Petty cash refers to the notion that every business needs cash on a regular basis to pay for such things as office supplies, mail services, or office snacks. Therefore, businesses keep some cash on hand for unexpected expenses. Although there is normally only one cash account in most company’s statement of financial position, petty cash is included in the current asset account under the more general “cash” account.
Obviously, companies don’t want lots of cash just sitting around in the office. The amounts vary between companies but may be anywhere from $50 to $500. Companies that spend more or less cash than expected may adjust their balances accordingly.
As part of a company’s cash, a petty cash fund is drawn on its checking account, cashing that check and giving the currency and coins to the custodian. In this transaction, there’s no expense involved. If money from the fund is used for expenses, the custodian will use petty cash receipts or vouchers to replace that cash. When the fund is replenished, the expenses will be recorded in the general ledger.
Reconciliation of the petty cash fund should be done periodically to ensure that the fund’s balance is correct. In reconciling the balances, the ending balance or remaining cash on the fund and all receipt charges should be equal to the original balance, which is usually carried over from the previous reporting period. The fund can be replenished back to the approved amount as required.

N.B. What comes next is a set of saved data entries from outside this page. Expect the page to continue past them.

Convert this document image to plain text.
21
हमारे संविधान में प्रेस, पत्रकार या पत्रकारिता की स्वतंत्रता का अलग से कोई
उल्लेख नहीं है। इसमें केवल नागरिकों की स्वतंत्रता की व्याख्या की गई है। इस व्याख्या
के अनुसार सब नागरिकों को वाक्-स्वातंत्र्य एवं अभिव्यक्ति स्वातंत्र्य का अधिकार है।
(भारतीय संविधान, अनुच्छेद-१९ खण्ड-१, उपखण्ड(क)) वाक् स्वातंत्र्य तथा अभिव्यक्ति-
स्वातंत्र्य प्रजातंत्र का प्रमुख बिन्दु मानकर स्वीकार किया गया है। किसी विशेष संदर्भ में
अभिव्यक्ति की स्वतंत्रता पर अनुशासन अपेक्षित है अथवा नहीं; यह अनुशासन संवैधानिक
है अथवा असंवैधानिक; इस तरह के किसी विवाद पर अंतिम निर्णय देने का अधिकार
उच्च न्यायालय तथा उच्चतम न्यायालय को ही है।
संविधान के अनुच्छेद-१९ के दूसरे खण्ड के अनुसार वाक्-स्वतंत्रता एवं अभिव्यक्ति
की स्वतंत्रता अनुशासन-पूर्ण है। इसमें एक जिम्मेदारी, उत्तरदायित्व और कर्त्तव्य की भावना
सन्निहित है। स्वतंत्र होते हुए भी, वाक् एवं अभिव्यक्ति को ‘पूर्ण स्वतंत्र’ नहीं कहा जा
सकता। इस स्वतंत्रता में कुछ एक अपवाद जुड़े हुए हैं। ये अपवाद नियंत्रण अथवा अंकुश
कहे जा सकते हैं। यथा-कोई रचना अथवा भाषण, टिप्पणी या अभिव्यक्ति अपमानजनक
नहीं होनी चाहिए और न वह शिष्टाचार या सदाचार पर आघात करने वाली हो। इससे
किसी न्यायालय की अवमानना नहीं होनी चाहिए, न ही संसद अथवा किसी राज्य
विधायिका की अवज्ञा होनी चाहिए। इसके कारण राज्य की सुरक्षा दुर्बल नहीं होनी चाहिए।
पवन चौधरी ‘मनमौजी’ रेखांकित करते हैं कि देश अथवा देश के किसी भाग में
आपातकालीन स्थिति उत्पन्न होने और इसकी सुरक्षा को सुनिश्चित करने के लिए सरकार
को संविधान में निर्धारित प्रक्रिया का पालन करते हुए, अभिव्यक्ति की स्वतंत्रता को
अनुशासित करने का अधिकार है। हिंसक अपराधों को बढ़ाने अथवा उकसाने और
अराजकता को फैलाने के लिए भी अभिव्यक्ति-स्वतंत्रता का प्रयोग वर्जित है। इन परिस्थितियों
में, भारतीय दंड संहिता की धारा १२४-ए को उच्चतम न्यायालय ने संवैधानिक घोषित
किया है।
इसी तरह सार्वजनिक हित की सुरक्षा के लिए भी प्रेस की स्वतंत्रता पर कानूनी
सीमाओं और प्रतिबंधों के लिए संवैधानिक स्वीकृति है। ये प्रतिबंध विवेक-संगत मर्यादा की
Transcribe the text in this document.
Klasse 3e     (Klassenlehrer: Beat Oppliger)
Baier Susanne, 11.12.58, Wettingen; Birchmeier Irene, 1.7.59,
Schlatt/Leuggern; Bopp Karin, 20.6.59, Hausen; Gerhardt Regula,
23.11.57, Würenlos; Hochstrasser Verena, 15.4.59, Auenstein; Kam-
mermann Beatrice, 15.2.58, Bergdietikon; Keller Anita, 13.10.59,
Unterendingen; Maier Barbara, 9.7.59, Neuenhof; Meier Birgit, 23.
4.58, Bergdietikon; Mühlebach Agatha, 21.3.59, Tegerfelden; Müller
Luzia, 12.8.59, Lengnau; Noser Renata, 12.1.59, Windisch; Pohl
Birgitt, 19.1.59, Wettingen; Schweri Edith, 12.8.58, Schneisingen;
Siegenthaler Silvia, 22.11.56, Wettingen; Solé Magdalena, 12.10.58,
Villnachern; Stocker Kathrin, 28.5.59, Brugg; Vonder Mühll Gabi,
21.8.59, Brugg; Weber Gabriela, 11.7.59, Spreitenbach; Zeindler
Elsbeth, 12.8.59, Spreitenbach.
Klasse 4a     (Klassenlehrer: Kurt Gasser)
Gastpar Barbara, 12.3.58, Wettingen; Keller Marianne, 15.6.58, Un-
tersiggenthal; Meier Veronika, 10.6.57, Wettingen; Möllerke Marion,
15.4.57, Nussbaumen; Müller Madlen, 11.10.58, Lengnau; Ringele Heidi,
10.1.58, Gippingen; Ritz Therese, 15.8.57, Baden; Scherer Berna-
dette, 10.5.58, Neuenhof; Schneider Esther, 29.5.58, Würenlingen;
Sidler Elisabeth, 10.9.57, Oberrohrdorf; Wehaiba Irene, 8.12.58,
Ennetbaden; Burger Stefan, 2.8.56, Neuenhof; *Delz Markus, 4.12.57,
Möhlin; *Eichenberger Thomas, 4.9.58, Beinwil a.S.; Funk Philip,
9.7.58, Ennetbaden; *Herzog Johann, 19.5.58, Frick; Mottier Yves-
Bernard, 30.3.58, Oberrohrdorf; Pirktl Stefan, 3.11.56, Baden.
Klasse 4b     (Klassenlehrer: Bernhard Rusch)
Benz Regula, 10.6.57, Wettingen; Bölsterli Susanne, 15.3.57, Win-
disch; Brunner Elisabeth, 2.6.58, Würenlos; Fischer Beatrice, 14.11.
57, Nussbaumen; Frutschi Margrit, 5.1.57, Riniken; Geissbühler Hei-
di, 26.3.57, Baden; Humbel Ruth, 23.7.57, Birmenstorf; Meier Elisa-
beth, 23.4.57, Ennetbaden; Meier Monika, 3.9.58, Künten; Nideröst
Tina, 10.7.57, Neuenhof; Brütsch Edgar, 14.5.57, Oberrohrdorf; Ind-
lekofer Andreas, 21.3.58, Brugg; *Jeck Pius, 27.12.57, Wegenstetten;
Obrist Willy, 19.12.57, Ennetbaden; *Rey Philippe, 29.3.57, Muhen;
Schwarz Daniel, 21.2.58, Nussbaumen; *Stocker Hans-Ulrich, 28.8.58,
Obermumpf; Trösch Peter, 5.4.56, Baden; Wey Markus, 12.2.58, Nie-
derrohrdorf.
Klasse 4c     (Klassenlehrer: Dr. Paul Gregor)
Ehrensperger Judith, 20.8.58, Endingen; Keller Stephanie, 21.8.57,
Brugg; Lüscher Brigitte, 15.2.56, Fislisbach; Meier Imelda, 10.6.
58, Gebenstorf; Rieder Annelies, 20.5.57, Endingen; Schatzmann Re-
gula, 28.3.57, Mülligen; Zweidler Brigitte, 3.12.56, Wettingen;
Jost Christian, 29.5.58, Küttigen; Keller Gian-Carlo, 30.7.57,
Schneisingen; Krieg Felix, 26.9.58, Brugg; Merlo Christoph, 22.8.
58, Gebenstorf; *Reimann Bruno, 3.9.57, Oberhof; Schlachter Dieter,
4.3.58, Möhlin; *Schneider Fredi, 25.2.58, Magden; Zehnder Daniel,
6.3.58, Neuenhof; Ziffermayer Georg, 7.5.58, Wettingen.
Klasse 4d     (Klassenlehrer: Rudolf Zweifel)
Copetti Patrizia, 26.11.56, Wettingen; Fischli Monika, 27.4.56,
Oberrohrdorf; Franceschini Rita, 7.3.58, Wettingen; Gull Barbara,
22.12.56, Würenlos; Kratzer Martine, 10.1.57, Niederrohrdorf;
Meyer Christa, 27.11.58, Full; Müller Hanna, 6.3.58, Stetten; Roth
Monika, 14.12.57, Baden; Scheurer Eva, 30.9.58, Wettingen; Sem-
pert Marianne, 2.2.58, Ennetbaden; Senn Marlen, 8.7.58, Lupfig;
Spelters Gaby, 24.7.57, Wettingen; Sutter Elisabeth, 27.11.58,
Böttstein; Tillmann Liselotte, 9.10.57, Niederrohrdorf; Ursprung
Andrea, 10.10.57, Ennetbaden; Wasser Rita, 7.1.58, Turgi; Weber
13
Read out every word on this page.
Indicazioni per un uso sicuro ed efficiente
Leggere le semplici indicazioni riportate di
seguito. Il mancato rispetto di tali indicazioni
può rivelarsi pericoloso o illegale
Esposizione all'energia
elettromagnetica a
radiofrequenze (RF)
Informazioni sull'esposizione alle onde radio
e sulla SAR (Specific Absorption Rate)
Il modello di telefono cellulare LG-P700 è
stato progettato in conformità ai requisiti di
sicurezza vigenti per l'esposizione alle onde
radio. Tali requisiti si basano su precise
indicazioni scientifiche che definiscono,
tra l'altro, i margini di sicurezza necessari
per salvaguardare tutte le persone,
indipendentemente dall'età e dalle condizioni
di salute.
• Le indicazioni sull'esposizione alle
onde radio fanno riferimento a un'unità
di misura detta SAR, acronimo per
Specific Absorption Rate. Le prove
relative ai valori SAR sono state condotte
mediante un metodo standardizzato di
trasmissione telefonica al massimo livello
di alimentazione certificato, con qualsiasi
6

No matter how large the balance is, it is important for companies to set up a good internal control system that keeps track of all cash inflows and outflows from the petty cash account. For example, anyone who requires such cash should be required to write their name, the date, time, and the specific amount and description of the transaction. All these details are usually completed through a petty cash voucher/worksheet. These worksheets come in different forms but generally require similar information. The best way to control the account is to designate one person in the office to manage the amount.